Epidemiology and public health planning will increasingly rely on the analysis of genetic sequence data. In particular, genetic data coupled with dates and locations of sampled isolates can be used to reconstruct the spatiotemporal dynamics of pathogens during outbreaks. Thus far, phylogenetic methods have been used to tackle this issue. Although these approaches have proved useful for informing on the spread of pathogens, they do not aim at directly reconstructing the underlying transmission tree. Instead, phylogenetic models infer most recent common ancestors between pairs of isolates, which can be inadequate for densely sampled recent outbreaks, where the sample includes ancestral and descendent isolates. In this paper, we introduce a novel method based on a graph approach to reconstruct transmission trees directly from genetic data.
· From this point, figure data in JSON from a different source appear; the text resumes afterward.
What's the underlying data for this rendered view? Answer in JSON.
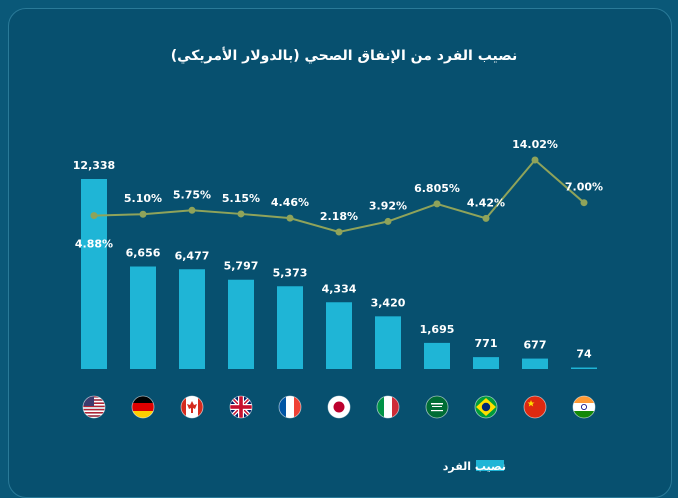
{
  "colors": {
    "background": "#07506f",
    "bar": "#1fb5d6",
    "line": "#8fa35a",
    "text": "#ffffff"
  },
  "chart_data": {
    "type": "bar",
    "title": "نصيب الفرد من الإنفاق الصحي (بالدولار الأمريكي)",
    "categories": [
      "us-flag",
      "germany-flag",
      "canada-flag",
      "uk-flag",
      "france-flag",
      "japan-flag",
      "italy-flag",
      "saudi-arabia-flag",
      "brazil-flag",
      "china-flag",
      "india-flag"
    ],
    "series": [
      {
        "name": "نصيب الفرد",
        "type": "bar",
        "values": [
          12338,
          6656,
          6477,
          5797,
          5373,
          4334,
          3420,
          1695,
          771,
          677,
          74
        ],
        "labels": [
          "12,338",
          "6,656",
          "6,477",
          "5,797",
          "5,373",
          "4,334",
          "3,420",
          "1,695",
          "771",
          "677",
          "74"
        ]
      },
      {
        "type": "line",
        "values": [
          4.88,
          5.1,
          5.75,
          5.15,
          4.46,
          2.18,
          3.92,
          6.805,
          4.42,
          14.02,
          7.0
        ],
        "labels": [
          "4.88%",
          "5.10%",
          "5.75%",
          "5.15%",
          "4.46%",
          "2.18%",
          "3.92%",
          "6.805%",
          "4.42%",
          "14.02%",
          "7.00%"
        ]
      }
    ],
    "legend": {
      "position": "bottom-right",
      "label": "نصيب الفرد"
    },
    "grid": false
  }
}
Using simulated data, we show that our approach can efficiently reconstruct genealogies of isolates in situations where classical phylogenetic approaches fail to do so. We then illustrate our method by analyzing data from the early stages of the swine-origin A/H1N1 influenza pandemic. Using 433 isolates sequenced at both the hemagglutinin and neuraminidase genes, we reconstruct the likely history of the worldwide spread of this new influenza strain. The presented methodology opens new perspectives for the analysis of genetic data in the context of disease outbreaks.
流行病学和公共卫生规划将越来越依赖于对基因序列数据的分析。特别是,将基因数据与采样分离株的日期和位置相结合,可以用于重建传染病爆发期间病原体的时空动态。到目前为止,已经使用系统发育学方法来解决这个问题。尽管这些方法已被证明对了解病原体的传播很有用,但它们并不是旨在直接重建潜在的传播树。相反,系统发育模型推断分离株之间的最近共同祖先,对于最近密集采样的爆发情况,其中样本包括祖先和后代分离株,这种方法可能不够充分。在本文中,我们引入了一种基于图方法的新方法,可直接从遗传数据中重建传播树。使用模拟数据,我们表明,在经典系统发育方法无法进行的情况下,我们的方法可以有效地重建分离株的系统发育。然后,我们通过分析猪源 A/H1N1 流感大流行早期的数据来说明我们的方法。使用在血凝素和神经氨酸酶基因上均进行测序的 433 个分离株,我们重建了这种新流感病毒株在全球传播的可能历史。所提出的方法为疾病爆发背景下的遗传数据分析开辟了新的视角。